È andata com’è andata – «Si fece scuro in volto e se ne andò rattristato» (cfr Mc 10,17-30) – ma non importa affatto com’è andata a finire. Ciò che conta, a conti fatti, è che per lo spazio d’un istante sia stato concesso, al suo giovane volto, di illuminarsi d’immenso: per un battibaleno, insomma, ha avuto piena percezione di dov’era arrivato nella sua personale scalata verso la felicità. Era ad un passo, ha deciso di fermarsi lì. Avesse voluto stagnare nella sua ricchezza, non avrebbe rischiato la domanda: se sai che colui al quale porgi una domanda potrebbe risponderti inversamente a quello che tu speri, evita di domandare. Rischi d’incasinarti. Lui, invece, chiese. E Cristo rispose. Quando sgattaiolò via, Cristo non volle che gli restituisse lo sguardo: glielo lasciò cucito addosso. Come ricordo del suo incontro più bollente.
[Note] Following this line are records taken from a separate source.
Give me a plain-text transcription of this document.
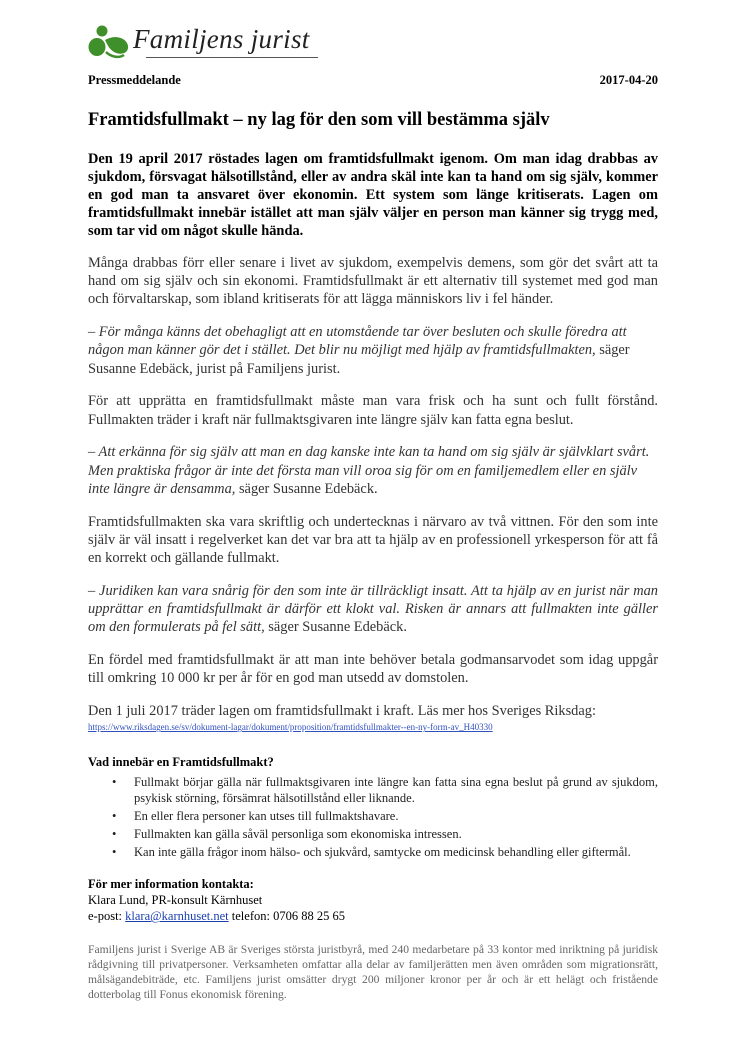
Familjens jurist
Pressmeddelande	2017-04-20
Framtidsfullmakt – ny lag för den som vill bestämma själv

Den 19 april 2017 röstades lagen om framtidsfullmakt igenom. Om man idag drabbas av sjukdom, försvagat hälsotillstånd, eller av andra skäl inte kan ta hand om sig själv, kommer en god man ta ansvaret över ekonomin. Ett system som länge kritiserats. Lagen om framtidsfullmakt innebär istället att man själv väljer en person man känner sig trygg med, som tar vid om något skulle hända.

Många drabbas förr eller senare i livet av sjukdom, exempelvis demens, som gör det svårt att ta hand om sig själv och sin ekonomi. Framtidsfullmakt är ett alternativ till systemet med god man och förvaltarskap, som ibland kritiserats för att lägga människors liv i fel händer.

– För många känns det obehagligt att en utomstående tar över besluten och skulle föredra att någon man känner gör det i stället. Det blir nu möjligt med hjälp av framtidsfullmakten, säger Susanne Edebäck, jurist på Familjens jurist.

För att upprätta en framtidsfullmakt måste man vara frisk och ha sunt och fullt förstånd. Fullmakten träder i kraft när fullmaktsgivaren inte längre själv kan fatta egna beslut.

– Att erkänna för sig själv att man en dag kanske inte kan ta hand om sig själv är självklart svårt. Men praktiska frågor är inte det första man vill oroa sig för om en familjemedlem eller en själv inte längre är densamma, säger Susanne Edebäck.

Framtidsfullmakten ska vara skriftlig och undertecknas i närvaro av två vittnen. För den som inte själv är väl insatt i regelverket kan det var bra att ta hjälp av en professionell yrkesperson för att få en korrekt och gällande fullmakt.

– Juridiken kan vara snårig för den som inte är tillräckligt insatt. Att ta hjälp av en jurist när man upprättar en framtidsfullmakt är därför ett klokt val. Risken är annars att fullmakten inte gäller om den formulerats på fel sätt, säger Susanne Edebäck.

En fördel med framtidsfullmakt är att man inte behöver betala godmansarvodet som idag uppgår till omkring 10 000 kr per år för en god man utsedd av domstolen.

Den 1 juli 2017 träder lagen om framtidsfullmakt i kraft. Läs mer hos Sveriges Riksdag:
https://www.riksdagen.se/sv/dokument-lagar/dokument/proposition/framtidsfullmakter--en-ny-form-av_H40330

Vad innebär en Framtidsfullmakt?
• Fullmakt börjar gälla när fullmaktsgivaren inte längre kan fatta sina egna beslut på grund av sjukdom, psykisk störning, försämrat hälsotillstånd eller liknande.
• En eller flera personer kan utses till fullmaktshavare.
• Fullmakten kan gälla såväl personliga som ekonomiska intressen.
• Kan inte gälla frågor inom hälso- och sjukvård, samtycke om medicinsk behandling eller giftermål.
För mer information kontakta:
Klara Lund, PR-konsult Kärnhuset
e-post: klara@karnhuset.net telefon: 0706 88 25 65
Familjens jurist i Sverige AB är Sveriges största juristbyrå, med 240 medarbetare på 33 kontor med inriktning på juridisk rådgivning till privatpersoner. Verksamheten omfattar alla delar av familjerätten men även områden som migrationsrätt, målsägandebiträde, etc. Familjens jurist omsätter drygt 200 miljoner kronor per år och är ett helägt och fristående dotterbolag till Fonus ekonomisk förening.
(da Il Sussidiario, 9 ottobre 2021)
In quel tempo, mentre Gesù andava per la strada, un tale gli corse incontro e, gettandosi in ginocchio davanti a lui, gli domandò: «Maestro buono, che cosa devo fare per avere in eredità la vita eterna?». Gesù gli disse: «Perché mi chiami buono? Nessuno è buono, se non Dio solo. Tu conosci i comandamenti: “Non uccidere, non commettere adulterio, non rubare, non testimoniare il falso, non frodare, onora tuo padre e tua madre”».
Egli allora gli disse: «Maestro, tutte queste cose le ho osservate fin dalla mia giovinezza». Allora Gesù fissò lo sguardo su di lui, lo amò e gli disse: «Una cosa sola ti manca: va’, vendi quello che hai e dallo ai poveri, e avrai un tesoro in cielo; e vieni! Seguimi!». Ma a queste parole egli si fece scuro in volto e se ne andò rattristato; possedeva infatti molti beni.
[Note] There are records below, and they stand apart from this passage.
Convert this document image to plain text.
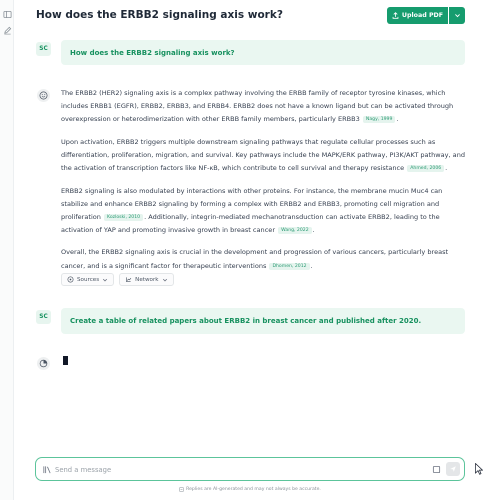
How does the ERBB2 signaling axis work?	Upload PDF
SC	How does the ERBB2 signaling axis work?

The ERBB2 (HER2) signaling axis is a complex pathway involving the ERBB family of receptor tyrosine kinases, which includes ERBB1 (EGFR), ERBB2, ERBB3, and ERBB4. ERBB2 does not have a known ligand but can be activated through overexpression or heterodimerization with other ERBB family members, particularly ERBB3 Nagy, 1999 .

Upon activation, ERBB2 triggers multiple downstream signaling pathways that regulate cellular processes such as differentiation, proliferation, migration, and survival. Key pathways include the MAPK/ERK pathway, PI3K/AKT pathway, and the activation of transcription factors like NF-κB, which contribute to cell survival and therapy resistance Ahmed, 2006 .

ERBB2 signaling is also modulated by interactions with other proteins. For instance, the membrane mucin Muc4 can stabilize and enhance ERBB2 signaling by forming a complex with ERBB2 and ERBB3, promoting cell migration and proliferation Kozloski, 2010 . Additionally, integrin-mediated mechanotransduction can activate ERBB2, leading to the activation of YAP and promoting invasive growth in breast cancer Wang, 2022 .

Overall, the ERBB2 signaling axis is crucial in the development and progression of various cancers, particularly breast cancer, and is a significant factor for therapeutic interventions Dhomen, 2012 .

Sources	Network
SC	Create a table of related papers about ERBB2 in breast cancer and published after 2020.
Send a message
Replies are AI-generated and may not always be accurate.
Gesù, volgendo lo sguardo attorno, disse ai suoi discepoli: «Quanto è difficile, per quelli che possiedono ricchezze, entrare nel regno di Dio!». I discepoli erano sconcertati dalle sue parole; ma Gesù riprese e disse loro: «Figli, quanto è difficile entrare nel regno di Dio! È più facile che un cammello passi per la cruna di un ago, che un ricco entri nel regno di Dio». Essi, ancora più stupiti, dicevano tra loro: «E chi può essere salvato?». Ma Gesù, guardandoli in faccia, disse: «Impossibile agli uomini, ma non a Dio! Perché tutto è possibile a Dio».
Pietro allora prese a dirgli: «Ecco, noi abbiamo lasciato tutto e ti abbiamo seguito». Gesù gli rispose: «In verità io vi dico: non c’è nessuno che abbia lasciato casa o fratelli o sorelle o madre o padre o figli o campi per causa mia e per causa del Vangelo, che non riceva già ora, in questo tempo, cento volte tanto in case e fratelli e sorelle e madri e figli e campi, insieme a persecuzioni, e la vita eterna nel tempo che verrà» (Marco 10,17-30).